Addiction destroys families in all walks of life, and all subcultures have ambitious people and lazy people in them.
While the literary piece may or may not be founded in truth, his shout for personal responsibility need not go unheeded.
We have great personal responsibility and people need to stop trying to find someone, anyone else to blame.
How is he not “speaking truth to power,” which is widely lauded in the progressoverse?
Good for him for calling it as he sees it. As for being judgmental, every freaking body in the world is judgmental. It’s a survival trait, among other things. Not a thing wrong with it.

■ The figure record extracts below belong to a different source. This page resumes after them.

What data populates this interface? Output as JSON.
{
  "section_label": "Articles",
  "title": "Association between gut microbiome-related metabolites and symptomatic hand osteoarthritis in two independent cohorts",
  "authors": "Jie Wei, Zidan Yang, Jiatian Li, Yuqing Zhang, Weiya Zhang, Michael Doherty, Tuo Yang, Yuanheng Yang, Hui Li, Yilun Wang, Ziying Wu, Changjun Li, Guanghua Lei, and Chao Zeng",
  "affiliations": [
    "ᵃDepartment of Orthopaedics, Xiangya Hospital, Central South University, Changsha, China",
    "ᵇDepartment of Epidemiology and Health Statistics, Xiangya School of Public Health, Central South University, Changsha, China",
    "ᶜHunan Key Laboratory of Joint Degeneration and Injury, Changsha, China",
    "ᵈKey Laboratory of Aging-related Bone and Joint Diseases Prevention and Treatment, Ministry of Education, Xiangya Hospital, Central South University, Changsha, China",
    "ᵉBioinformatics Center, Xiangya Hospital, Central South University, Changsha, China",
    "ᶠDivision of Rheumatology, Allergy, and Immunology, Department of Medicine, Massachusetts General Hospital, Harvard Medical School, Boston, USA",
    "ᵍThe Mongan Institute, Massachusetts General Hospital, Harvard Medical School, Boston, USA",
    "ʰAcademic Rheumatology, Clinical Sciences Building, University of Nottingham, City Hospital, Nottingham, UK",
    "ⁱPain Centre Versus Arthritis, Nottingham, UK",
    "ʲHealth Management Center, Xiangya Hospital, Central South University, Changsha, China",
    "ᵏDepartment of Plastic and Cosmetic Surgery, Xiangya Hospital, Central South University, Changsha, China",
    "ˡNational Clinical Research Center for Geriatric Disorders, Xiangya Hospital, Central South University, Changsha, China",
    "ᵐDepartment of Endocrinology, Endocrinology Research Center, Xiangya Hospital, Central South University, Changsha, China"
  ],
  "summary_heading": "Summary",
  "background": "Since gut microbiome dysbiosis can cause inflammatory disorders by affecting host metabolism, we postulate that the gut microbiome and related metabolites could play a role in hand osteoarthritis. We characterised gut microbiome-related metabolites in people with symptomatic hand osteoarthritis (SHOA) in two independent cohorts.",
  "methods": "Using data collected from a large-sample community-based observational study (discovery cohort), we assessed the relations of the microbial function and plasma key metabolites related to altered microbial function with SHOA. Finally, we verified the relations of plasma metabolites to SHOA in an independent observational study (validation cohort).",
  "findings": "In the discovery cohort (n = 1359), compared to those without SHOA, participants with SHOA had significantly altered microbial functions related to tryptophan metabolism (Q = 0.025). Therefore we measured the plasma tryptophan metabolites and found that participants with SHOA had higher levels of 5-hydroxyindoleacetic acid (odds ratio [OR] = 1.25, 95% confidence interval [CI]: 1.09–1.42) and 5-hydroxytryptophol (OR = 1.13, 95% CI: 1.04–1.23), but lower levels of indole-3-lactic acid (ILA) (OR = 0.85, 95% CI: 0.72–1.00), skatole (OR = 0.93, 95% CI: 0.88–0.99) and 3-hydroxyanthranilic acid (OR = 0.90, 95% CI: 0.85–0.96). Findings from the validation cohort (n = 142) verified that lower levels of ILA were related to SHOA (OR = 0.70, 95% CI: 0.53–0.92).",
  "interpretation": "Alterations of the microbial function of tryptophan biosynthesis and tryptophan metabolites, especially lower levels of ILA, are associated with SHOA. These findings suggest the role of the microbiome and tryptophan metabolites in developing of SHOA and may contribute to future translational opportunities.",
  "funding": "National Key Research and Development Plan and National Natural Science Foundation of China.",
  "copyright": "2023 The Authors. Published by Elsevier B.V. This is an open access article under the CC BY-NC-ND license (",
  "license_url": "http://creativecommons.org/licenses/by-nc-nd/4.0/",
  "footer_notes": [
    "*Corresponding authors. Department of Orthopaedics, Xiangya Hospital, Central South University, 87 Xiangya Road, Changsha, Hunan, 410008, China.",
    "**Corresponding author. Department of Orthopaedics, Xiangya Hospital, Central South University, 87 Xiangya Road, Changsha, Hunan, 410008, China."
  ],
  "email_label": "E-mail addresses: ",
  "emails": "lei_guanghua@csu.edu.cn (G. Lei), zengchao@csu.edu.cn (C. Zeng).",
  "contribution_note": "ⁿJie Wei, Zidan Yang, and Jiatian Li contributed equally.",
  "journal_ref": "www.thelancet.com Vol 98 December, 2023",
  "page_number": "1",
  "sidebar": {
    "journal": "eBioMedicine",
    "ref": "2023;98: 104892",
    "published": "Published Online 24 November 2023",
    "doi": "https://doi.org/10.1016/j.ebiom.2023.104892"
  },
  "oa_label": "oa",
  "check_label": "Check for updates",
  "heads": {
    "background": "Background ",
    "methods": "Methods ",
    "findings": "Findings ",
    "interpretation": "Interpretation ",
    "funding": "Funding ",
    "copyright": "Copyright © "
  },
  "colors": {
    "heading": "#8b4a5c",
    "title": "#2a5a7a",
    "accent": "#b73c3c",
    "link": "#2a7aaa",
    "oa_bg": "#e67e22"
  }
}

I am, in fact, a primary care doctor in rural eastern Kentucky. I’m in a teaching position now partially because I got tired of dealing with pill-seekers all day, but I still see patients both on my own and with students and residents.
His little family drama is not entirely inaccurate, but offensively cartoonish. The “don’t get above your raisin’” attitude is still around, but most people who want and are able to go to school and get a good job don’t meet that much resistance. Disability pays very little, so while it might look like a viable alternative to stocking shelves at Wal-Mart it doesn’t look very good compared to a nurse or teacher’s salary.

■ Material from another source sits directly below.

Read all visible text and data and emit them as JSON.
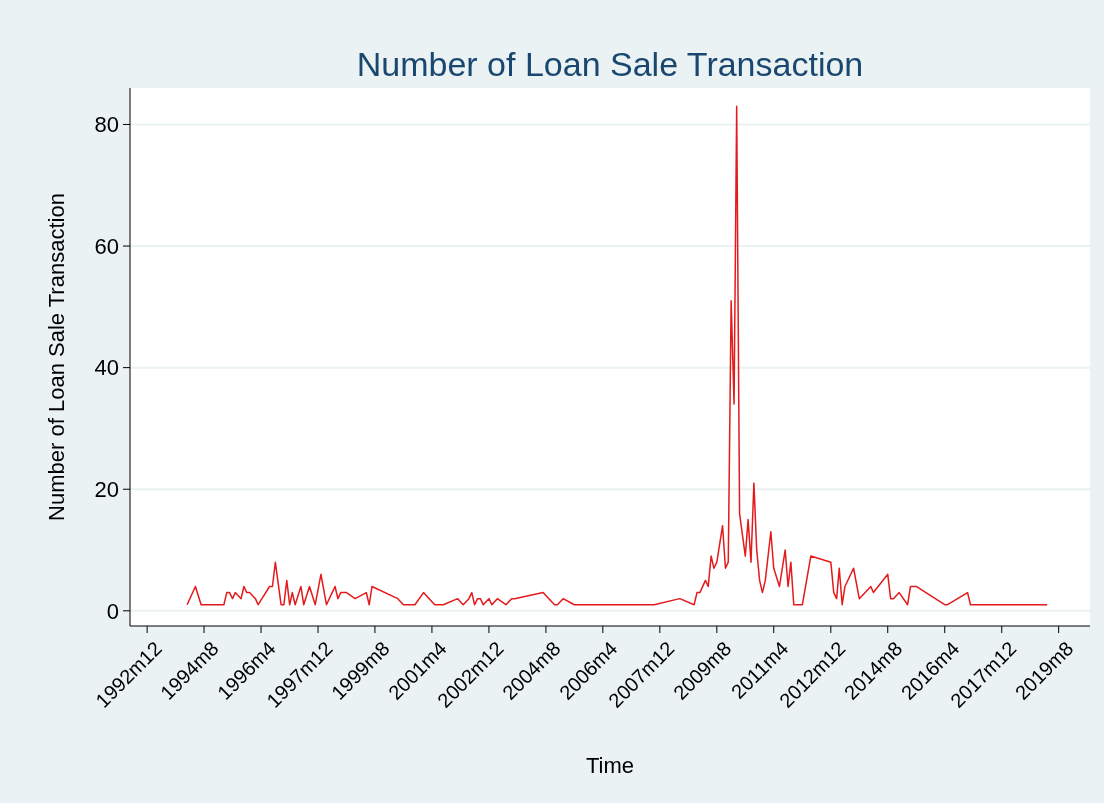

I’m just not sure what this dude’s point is. Is he saying that we should think less of people who fail to contribute to society and live by scamming doctors and government assistance? OK, sign me up for that. I judge such people every day. It doesn’t affect the medical care I provide them, but I don’t mind being harsh to people who are trying to put one over on me.
But what does he expect these people to do? Right now around here people who want jobs can’t get them. Fifty years ago people who weren’t college-bound but weren’t cut out for the mines moved to Ohio and Michigan to work in the factories, but where can somebody move in 2011 where good-paying entry-level jobs are plentiful?
We’ve got judgement aplenty. What we don’t have are solutions.
You’re not entirely wrong–doctors definitely helped create the drug problem in Appalachia, but rural doctors aren’t supplying very much of the illicit narcotics nowadays. Most of the underground trade around here is methadone, and I don’t know anybody–even the pain clinics–who writes it regularly.
The biggest culprits by far are the pain clinics in Florida.